Hartinger Alzbeta Elizabeth, Gagnon Hervé, Guardo Robert
Institut de Génie Biomédical, Ecole Polytechnique de Montréal, Montréal H3T 1J4, Canada.
Physiol Meas. 2006 May;27(5):S51-64. doi: 10.1088/0967-3334/27/5/S05. Epub 2006 Apr 18.
Electrical impedance tomography (EIT) image reconstruction is an ill-posed problem requiring maximum measurement precision. Recent EIT systems claim 60 to 80 dB precision. Achieving higher values is hard in practice since measurements must be performed at relatively high frequency, on a living subject, while using components whose tolerance is usually higher than 0.1%. To circumvent this difficulty, a method for modelling the electronic circuits of an EIT system was developed in order to optimize the circuits and incorporate the model in the reconstruction algorithms. The proposed approach is based on a matrix method for solving electrical circuits and has been applied to the scan-head which contains the front-end electronic circuits of our system. The method is used to simulate the system characteristic curves which are then optimized with the Levenberg-Marquardt method to find optimal component values. A scan-head was built with the new component values and its simulated performance curves were compared with network analyser measurements. As a result of the optimization, the impedance at the operating frequency was increased to minimize the effects of variations in skin/electrode contact impedance. The transconductance and gain frequency responses were also reshaped to reduce noise sensitivity and unintended signal modulation. Integrating the model in the reconstruction algorithms should further improve overall performance of an EIT system.

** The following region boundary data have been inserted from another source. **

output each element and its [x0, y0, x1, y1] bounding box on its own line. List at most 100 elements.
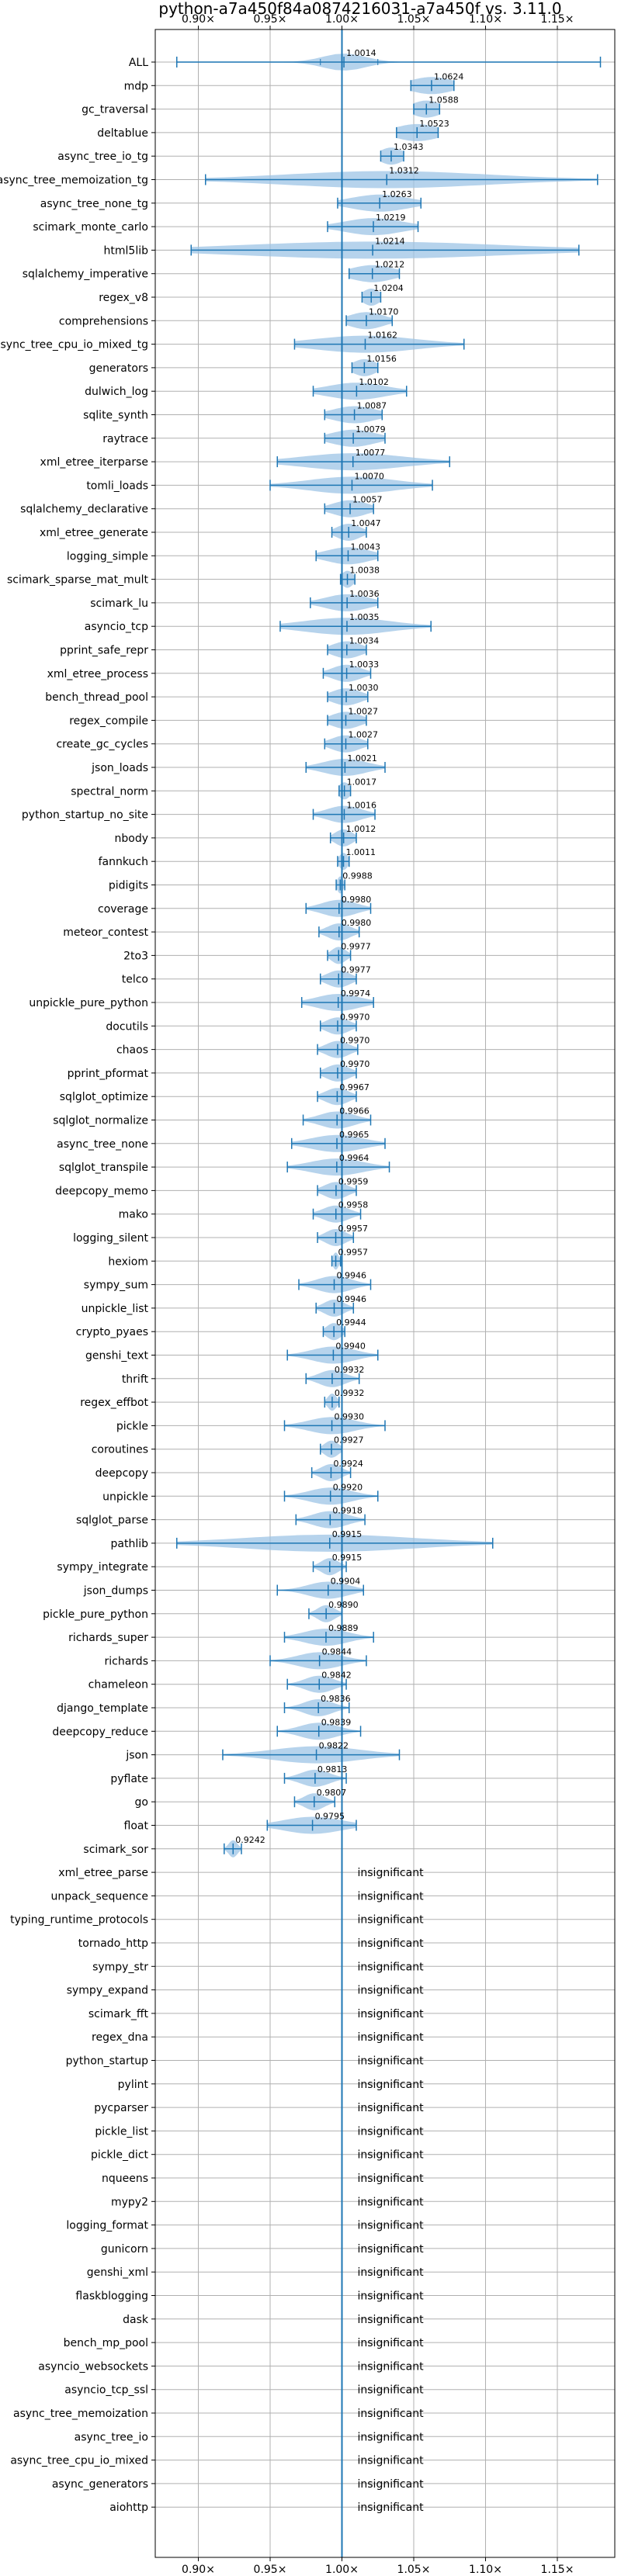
y-tick-label: async_tree_none_tg: [40, 198, 148, 210]
x-tick-label-bottom: 0.90×: [182, 2564, 215, 2576]
insignificant-label: insignificant: [358, 2125, 425, 2138]
y-tick-label: mypy2: [111, 2196, 148, 2208]
x-tick-label-top: 0.95×: [254, 13, 287, 26]
insignificant-label: insignificant: [358, 2360, 425, 2373]
data-label: 1.0079: [356, 424, 386, 435]
y-tick-label: xml_etree_parse: [58, 1867, 148, 1879]
insignificant-label: insignificant: [358, 2149, 425, 2162]
y-tick-label: deepcopy: [95, 1467, 148, 1480]
x-axis: 0.90× 0.90× 0.95× 0.95× 1.00× 1.00× 1.05× 1.05×…: [182, 13, 574, 2576]
data-label: 1.0014: [346, 48, 376, 58]
grid-layer: [155, 29, 615, 2557]
data-label: 0.9946: [337, 1271, 367, 1281]
y-tick-label: richards_super: [68, 1632, 148, 1644]
data-label: 0.9959: [338, 1176, 369, 1186]
data-label: 1.0204: [373, 283, 404, 293]
data-label: 0.9988: [342, 871, 373, 881]
data-label: 1.0087: [357, 401, 387, 411]
data-label: 0.9813: [317, 1764, 348, 1774]
y-tick-label: regex_compile: [69, 715, 148, 727]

电阻抗断层成像(EIT)图像重建是一个需要最高测量精度的不适定问题。最近的EIT系统声称精度可达60至80分贝。在实际中要实现更高的值很困难,因为测量必须在相对较高的频率下对活体进行,同时使用公差通常高于0.1%的组件。为了克服这一困难,开发了一种对EIT系统的电子电路进行建模的方法,以便优化电路并将该模型纳入重建算法。所提出的方法基于一种求解电路的矩阵方法,并已应用于包含我们系统前端电子电路的扫描头。该方法用于模拟系统特性曲线,然后用Levenberg-Marquardt方法对其进行优化,以找到最佳组件值。用新的组件值构建了一个扫描头,并将其模拟性能曲线与网络分析仪的测量结果进行了比较。优化的结果是,工作频率下的阻抗增加,以最小化皮肤/电极接触阻抗变化的影响。跨导和增益频率响应也进行了重塑,以降低噪声敏感性和意外信号调制。将该模型纳入重建算法应能进一步提高EIT系统的整体性能。